Description: Ordering involving the product of a limit ordinal. Proposition 8.23 of TakeutiZaring p. 64. (Contributed by NM, 25-Dec-2004)

Ref Expression
Assertion omordlim 
|- ( ( ( A e. On /\ ( B e. D /\ Lim B ) ) /\ C e. ( A .o B ) ) -> E. x e. B C e. ( A .o x ) )

Proof

Step Hyp Ref Expression
1 omlim 
 |-  ( ( A e. On /\ ( B e.
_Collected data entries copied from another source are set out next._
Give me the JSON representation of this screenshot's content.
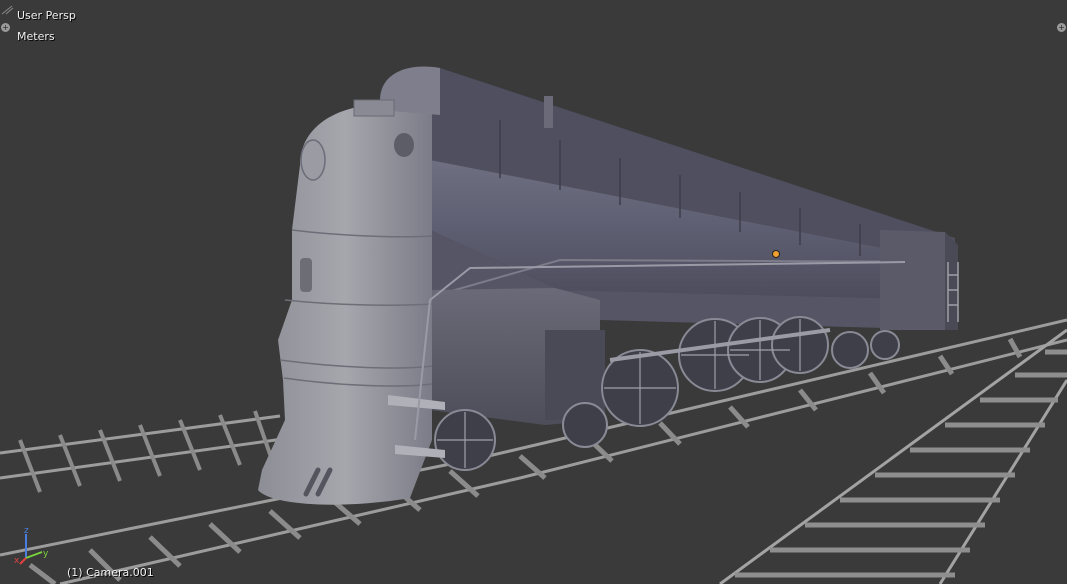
{
  "viewport": {
    "view_name": "User Persp",
    "units": "Meters",
    "active_object_label": "(1) Camera.001"
  },
  "axis_gizmo": {
    "x_label": "x",
    "y_label": "y",
    "z_label": "z",
    "x_color": "#e04040",
    "y_color": "#7ad13b",
    "z_color": "#4a7fe0"
  },
  "corner_widgets": {
    "plus_symbol": "+"
  },
  "colors": {
    "background": "#3a3a3a",
    "mesh": "#8d8d9a",
    "mesh_dark": "#5f5f6e",
    "rail": "#9a9a9a",
    "origin_dot": "#f0a030"
  }
}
D /\ Lim B ) ) -> ( A .o B ) = U_ x e. B ( A .o x ) )
2 1 eleq2d 
 |-  ( ( A e. On /\ ( B e. D /\ Lim B ) ) -> ( C e. ( A .o B ) <-> C e. U_ x e. B ( A .o x ) ) )
3 eliun 
 |-  ( C e. U_ x e. B ( A .o x ) <-> E. x e. B C e. ( A .o x ) )
4 2 3 bitrdi 
 |-  ( ( A e. On /\ ( B e. D /\ Lim B ) ) -> ( C e. ( A .o B ) <-> E. x e. B C e. ( A .o x ) ) )
5 4 biimpa 
 |-  ( ( ( A e. On /\ ( B e. D /\ Lim B ) ) /\ C e. ( A .o B ) ) -> E. x e. B C e. ( A .o x ) )